Валентность Аг. Белки содержат несколько Аг-детерминант. Количество молекул AT, связы­вающих все эпитопы, определяет валентность Аг (возрастает пропорционально увеличению молекулярной массы белковой молекулы).

Какие ферменты «защиты и агрессии» бактерий вы знаете? Методы их обнаружения у бактерий.

⇐ ПредыдущаяСтр 2 из 3

Ферменты «защиты и агрессии» способствуют распространению бактерии в тканях организма. К ним относят плазмокоагулазу, фибринолитический фермент, лецитиназу, гиалуронидазу, ДНК-азу и др.

Для выявления гиалуронидазы кролику в один участок депилированной кожи вводят внутрикожно 0,2 мл туши в физрастворе, а в соседний участок – 0,2 мл туши с прибавлением фильтрата бульонной культуры стафилококка. Пятно на месте инъекции туши с фильтратом через 24-48 ч в несколько раз превосходит по размерам пятно на месте введения туши без фильтрата за счет повышения проницаемости ткани в присутствии гиалуронидазы.

Для выявления фибринолитического фермента в чашки Петри с агаровой средой, содержащей плазму, засевают испытуемую культуру. После инкубации в течение 24-48 ч при 37 градусах образуется зона просветления вокруг колоний бактерий , продуцирующих фибринолизин.
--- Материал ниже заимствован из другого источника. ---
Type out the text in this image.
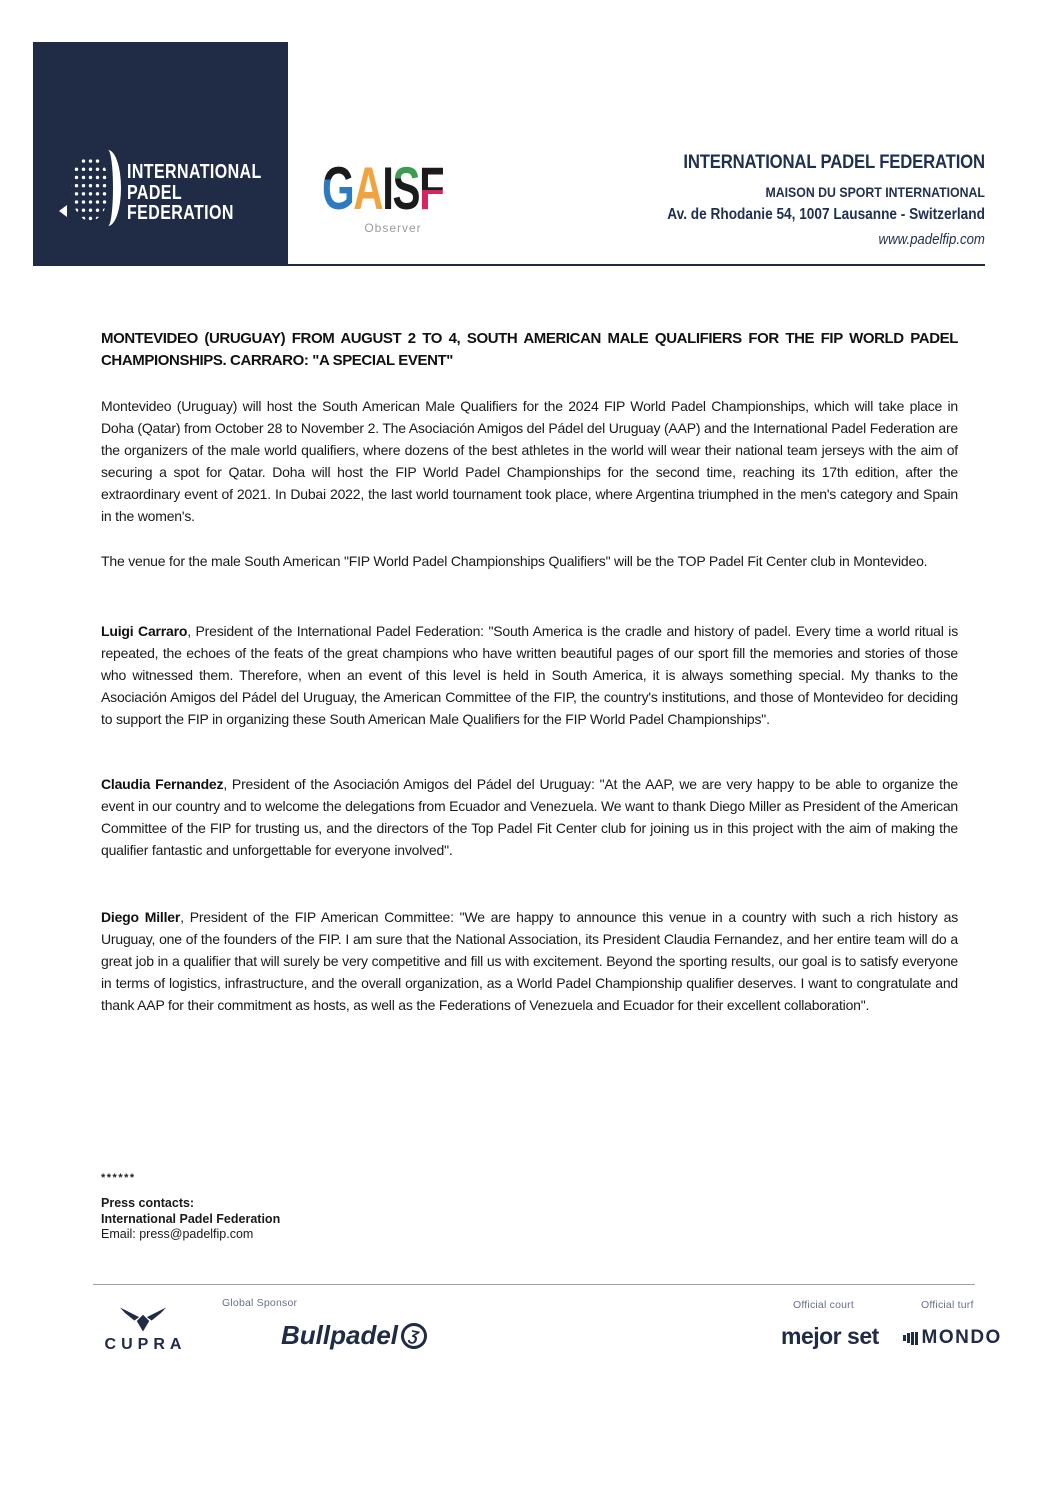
INTERNATIONAL
PADEL
FEDERATION	G A I S F
Observer
INTERNATIONAL PADEL FEDERATION
MAISON DU SPORT INTERNATIONAL
Av. de Rhodanie 54, 1007 Lausanne - Switzerland
www.padelfip.com
MONTEVIDEO (URUGUAY) FROM AUGUST 2 TO 4, SOUTH AMERICAN MALE QUALIFIERS FOR THE FIP WORLD PADEL CHAMPIONSHIPS. CARRARO: "A SPECIAL EVENT"

Montevideo (Uruguay) will host the South American Male Qualifiers for the 2024 FIP World Padel Championships, which will take place in Doha (Qatar) from October 28 to November 2. The Asociación Amigos del Pádel del Uruguay (AAP) and the International Padel Federation are the organizers of the male world qualifiers, where dozens of the best athletes in the world will wear their national team jerseys with the aim of securing a spot for Qatar. Doha will host the FIP World Padel Championships for the second time, reaching its 17th edition, after the extraordinary event of 2021. In Dubai 2022, the last world tournament took place, where Argentina triumphed in the men's category and Spain in the women's.

The venue for the male South American "FIP World Padel Championships Qualifiers" will be the TOP Padel Fit Center club in Montevideo.

Luigi Carraro, President of the International Padel Federation: "South America is the cradle and history of padel. Every time a world ritual is repeated, the echoes of the feats of the great champions who have written beautiful pages of our sport fill the memories and stories of those who witnessed them. Therefore, when an event of this level is held in South America, it is always something special. My thanks to the Asociación Amigos del Pádel del Uruguay, the American Committee of the FIP, the country's institutions, and those of Montevideo for deciding to support the FIP in organizing these South American Male Qualifiers for the FIP World Padel Championships".

Claudia Fernandez, President of the Asociación Amigos del Pádel del Uruguay: "At the AAP, we are very happy to be able to organize the event in our country and to welcome the delegations from Ecuador and Venezuela. We want to thank Diego Miller as President of the American Committee of the FIP for trusting us, and the directors of the Top Padel Fit Center club for joining us in this project with the aim of making the qualifier fantastic and unforgettable for everyone involved".

Diego Miller, President of the FIP American Committee: "We are happy to announce this venue in a country with such a rich history as Uruguay, one of the founders of the FIP. I am sure that the National Association, its President Claudia Fernandez, and her entire team will do a great job in a qualifier that will surely be very competitive and fill us with excitement. Beyond the sporting results, our goal is to satisfy everyone in terms of logistics, infrastructure, and the overall organization, as a World Padel Championship qualifier deserves. I want to congratulate and thank AAP for their commitment as hosts, as well as the Federations of Venezuela and Ecuador for their excellent collaboration".

******
Press contacts:
International Padel Federation
Email: press@padelfip.com
Global Sponsor	Official court	Official turf
CUPRA	Bullpadel Ʒ	mejor set MONDO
Для выявления плазмокоагулазы испытуемую культуру засевают в 0,2 мл цитратной кроличьей или человеческой плазмы. В случае выработки плазмокоагулазы через 2-4-6-18 ч после инкубации при 37 градусах происходит свертывание плазмы. В контроле плазма остается жидкой.

Для выявления лецитиназы изучаемую культуру засевают на желточный агар . при наличии лецитиназы вокруг колоний бактерий образуется зона помутнения и радужного венчика.

Экзотоксины бактерий, их отличительные свойства.

Отличительные свойства экзотоксинов:

· имеются и у Г-, и у Г+ бактерий,

· представляют собой белки, секретирующиеся во внешнюю среду,

· среди них есть и термостабильные, и термолабильные,

· высокая сила действия,

· избирательность и специфичность действия,

· индукция образования антитоксинов,

· превращение в анатоксины при обработке формалином (инактивация).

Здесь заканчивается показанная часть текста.